I have an interesting job. I have found myself working with the teachers who I have faced across the table at parent teacher conferences. When I go to work, the teachers know who I am. This is not due to anything I have done, It is because I have six kids who have gone through the school system here. It is interesting to see the other side of things now. I haven’t ever taught other than substitute teaching. I only started that five years ago. I quit it all when I started to have kids. I made the decision long ago to put my life into my kids, I quit working and stayed home for twenty one years. I left my career behind and didn’t think much about it again until I started working again.

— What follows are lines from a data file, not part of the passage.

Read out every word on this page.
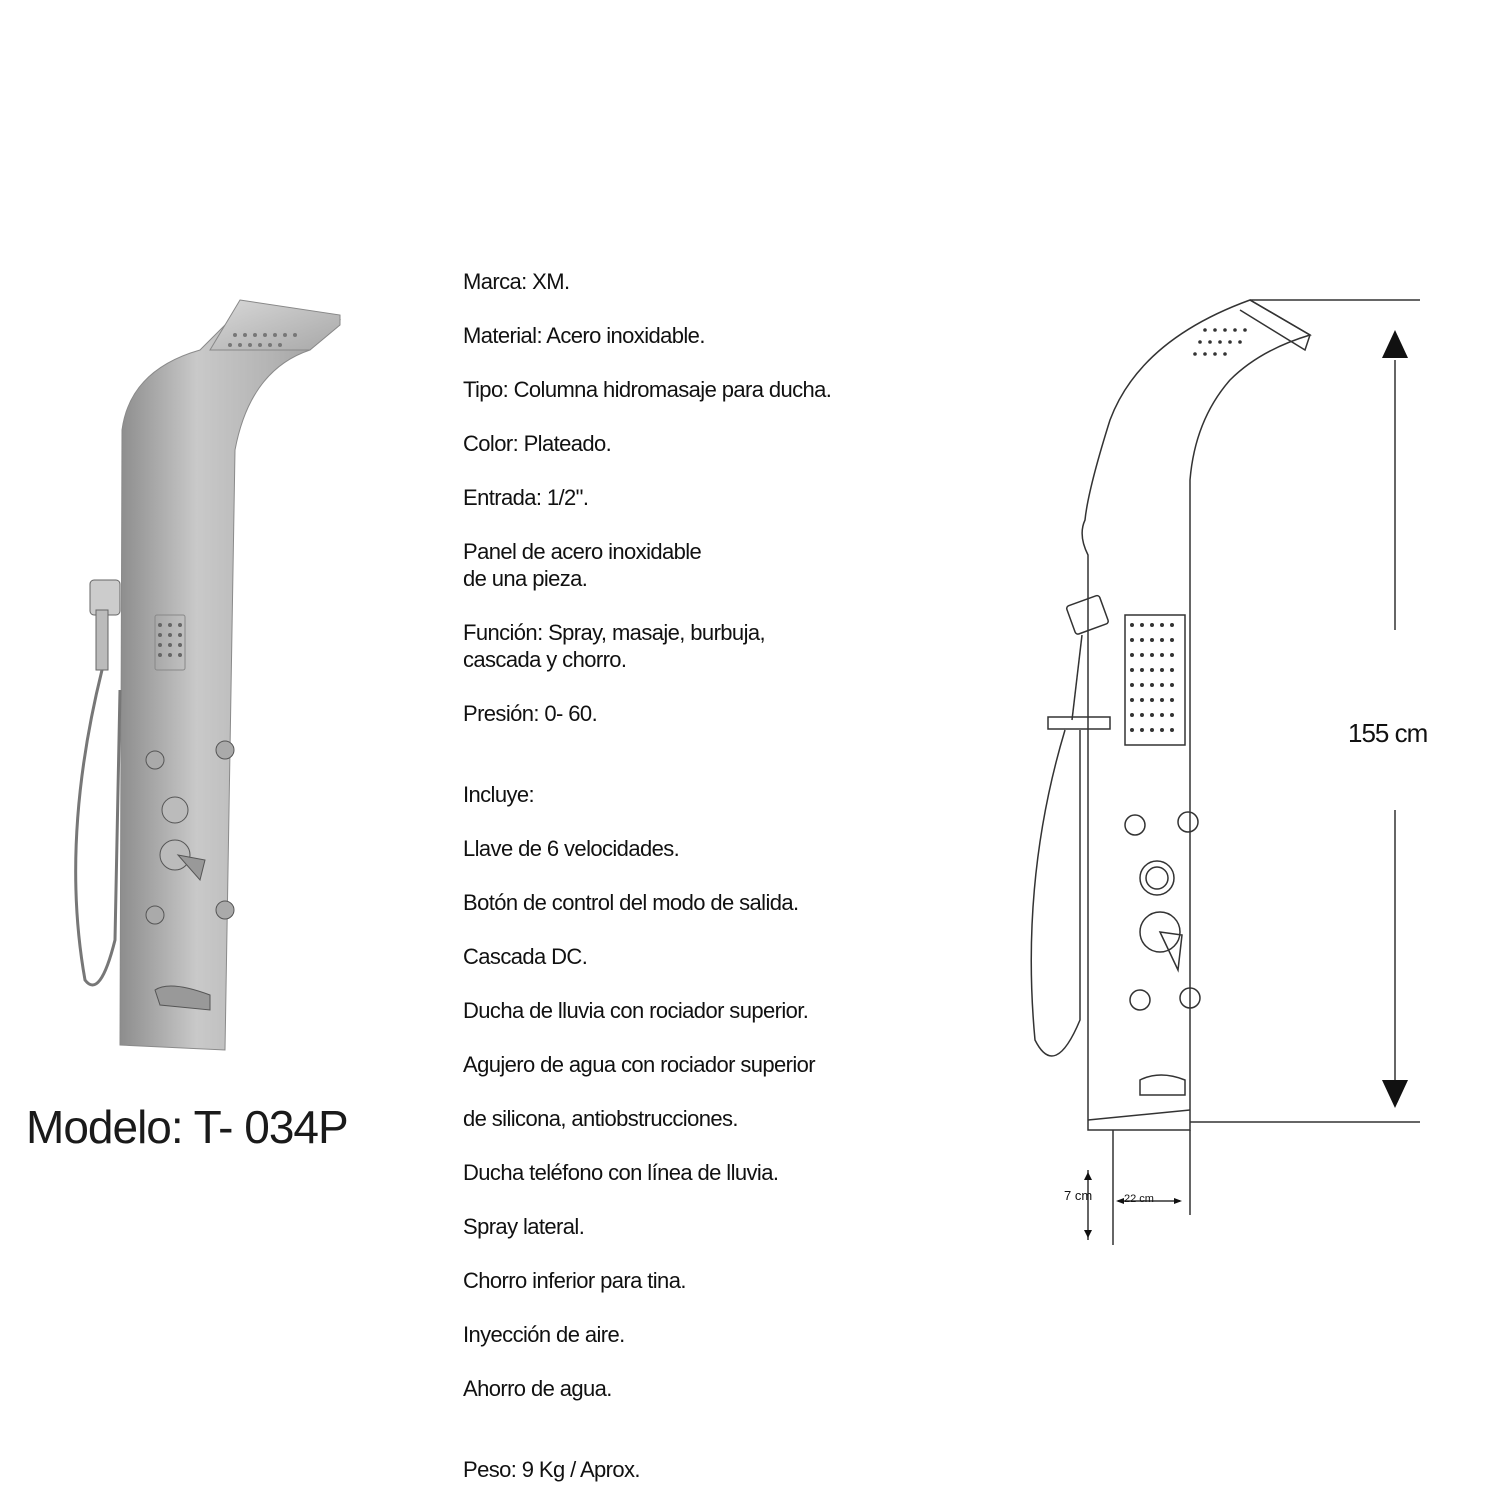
Marca: XM.
Material: Acero inoxidable.
Tipo: Columna hidromasaje para ducha.
Color: Plateado.
Entrada: 1/2".
Panel de acero inoxidable
de una pieza.
Función: Spray, masaje, burbuja,
cascada y chorro.
Presión: 0- 60.

Incluye:

Llave de 6 velocidades.

Botón de control del modo de salida.

Cascada DC.

Ducha de lluvia con rociador superior.

Agujero de agua con rociador superior

de silicona, antiobstrucciones.

Ducha teléfono con línea de lluvia.

Spray lateral.

Chorro inferior para tina.

Inyección de aire.

Ahorro de agua.

Peso: 9 Kg / Aprox.
Modelo: T- 034P
155 cm
7 cm	22 cm
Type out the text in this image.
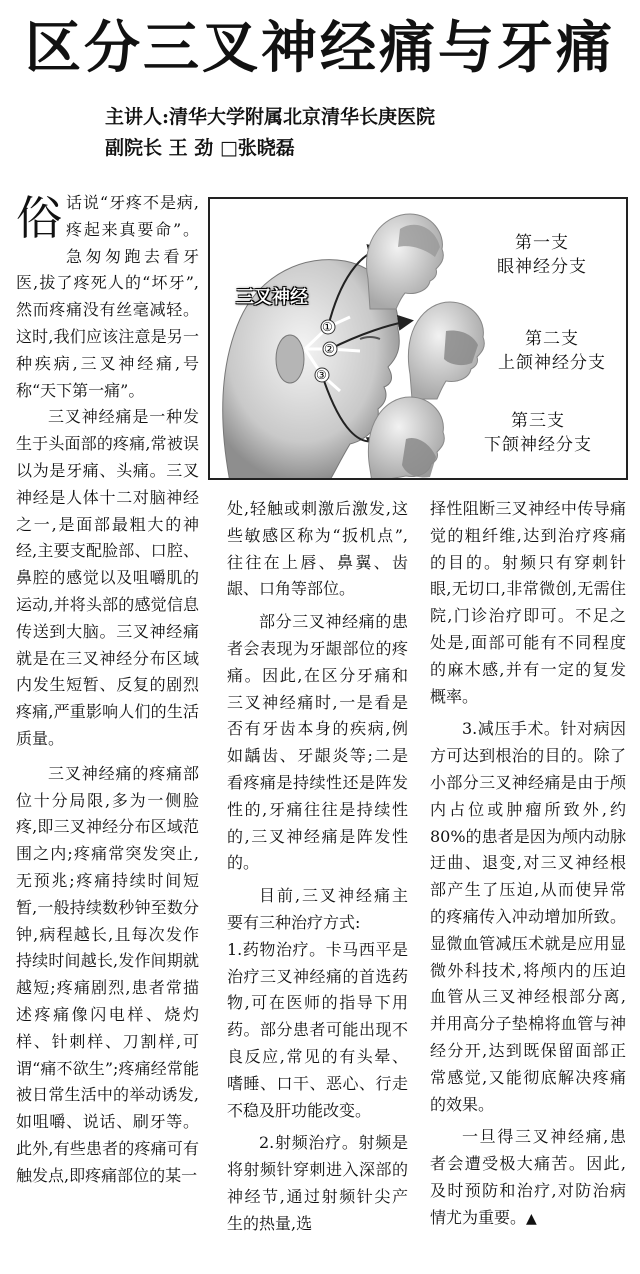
区分三叉神经痛与牙痛
主讲人:清华大学附属北京清华长庚医院
副院长 王 劲 □张晓磊
①
②
③
三叉神经
第一支
眼神经分支
第二支
上颌神经分支
第三支
下颌神经分支

俗话说“牙疼不是病,疼起来真要命”。急匆匆跑去看牙医,拔了疼死人的“坏牙”,然而疼痛没有丝毫减轻。这时,我们应该注意是另一种疾病,三叉神经痛,号称“天下第一痛”。

三叉神经痛是一种发生于头面部的疼痛,常被误以为是牙痛、头痛。三叉神经是人体十二对脑神经之一,是面部最粗大的神经,主要支配脸部、口腔、鼻腔的感觉以及咀嚼肌的运动,并将头部的感觉信息传送到大脑。三叉神经痛就是在三叉神经分布区域内发生短暂、反复的剧烈疼痛,严重影响人们的生活质量。

三叉神经痛的疼痛部位十分局限,多为一侧脸疼,即三叉神经分布区域范围之内;疼痛常突发突止,无预兆;疼痛持续时间短暂,一般持续数秒钟至数分钟,病程越长,且每次发作持续时间越长,发作间期就越短;疼痛剧烈,患者常描述疼痛像闪电样、烧灼样、针刺样、刀割样,可谓“痛不欲生”;疼痛经常能被日常生活中的举动诱发,如咀嚼、说话、刷牙等。此外,有些患者的疼痛可有触发点,即疼痛部位的某一

处,轻触或刺激后激发,这些敏感区称为“扳机点”,往往在上唇、鼻翼、齿龈、口角等部位。

部分三叉神经痛的患者会表现为牙龈部位的疼痛。因此,在区分牙痛和三叉神经痛时,一是看是否有牙齿本身的疾病,例如龋齿、牙龈炎等;二是看疼痛是持续性还是阵发性的,牙痛往往是持续性的,三叉神经痛是阵发性的。

目前,三叉神经痛主要有三种治疗方式:

1.药物治疗。卡马西平是治疗三叉神经痛的首选药物,可在医师的指导下用药。部分患者可能出现不良反应,常见的有头晕、嗜睡、口干、恶心、行走不稳及肝功能改变。

2.射频治疗。射频是将射频针穿刺进入深部的神经节,通过射频针尖产生的热量,选

择性阻断三叉神经中传导痛觉的粗纤维,达到治疗疼痛的目的。射频只有穿刺针眼,无切口,非常微创,无需住院,门诊治疗即可。不足之处是,面部可能有不同程度的麻木感,并有一定的复发概率。

3.减压手术。针对病因方可达到根治的目的。除了小部分三叉神经痛是由于颅内占位或肿瘤所致外,约80%的患者是因为颅内动脉迂曲、退变,对三叉神经根部产生了压迫,从而使异常的疼痛传入冲动增加所致。显微血管减压术就是应用显微外科技术,将颅内的压迫血管从三叉神经根部分离,并用高分子垫棉将血管与神经分开,达到既保留面部正常感觉,又能彻底解决疼痛的效果。

一旦得三叉神经痛,患者会遭受极大痛苦。因此,及时预防和治疗,对防治病情尤为重要。▲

My life and the lives of those whom I work with are very different. I don’t have years of teaching under my belt. I haven’t established a reputation in the community. I am not well known for my fantastic programs or productions. I am just a mom who subs. Spending time with those whom have been teaching for twenty plus years has been very interesting. Some of them have actually retired and then returned back to the work place. Their two (they all had two) kids have long grown and moved on. They are well known and well respected, and that is their life. There is nothing wrong with that. I could have done that, I could have been there. I have learned since working with them, they are just ordinary people who put their time in. I could have done what they are doing. I chose a different path. I put my time in elsewhere.
The lives of these teachers have been very fulfilling, I have respect for them and the time and effort they put in with my kids. I chose a different path and that is something I have never regretted. I don’t regret staying home and taking care of my six kids. I don’t regret having six kids, they are my life, my pride, my joy. I would have it no other way. I made my choice long, I made my bed so to speak and never looked back, and that has made all the difference.
Two roads diverged in a yellow wood,
And sorry I could not travel both
And be one traveler, long I stood
And looked down one as far as I could
To where it bent in the undergrowth;
Then took the other, as just as fair,
And having perhaps the better claim,
Because it was grassy and wanted wear;
Though as far that the passing there
Had worn them really about the same,
And both the morning equally lay
In leaves no step had trodden black.
Oh, I kept the first for another day!
Yet knowing how way leads on to way,
I doubted if I should ever come back.
I shall be telling this with a sigh
Somewhere ages and ages hence:
two roads diverged in a wood, and I--
I took the one less traveled by,
And that has made all the difference.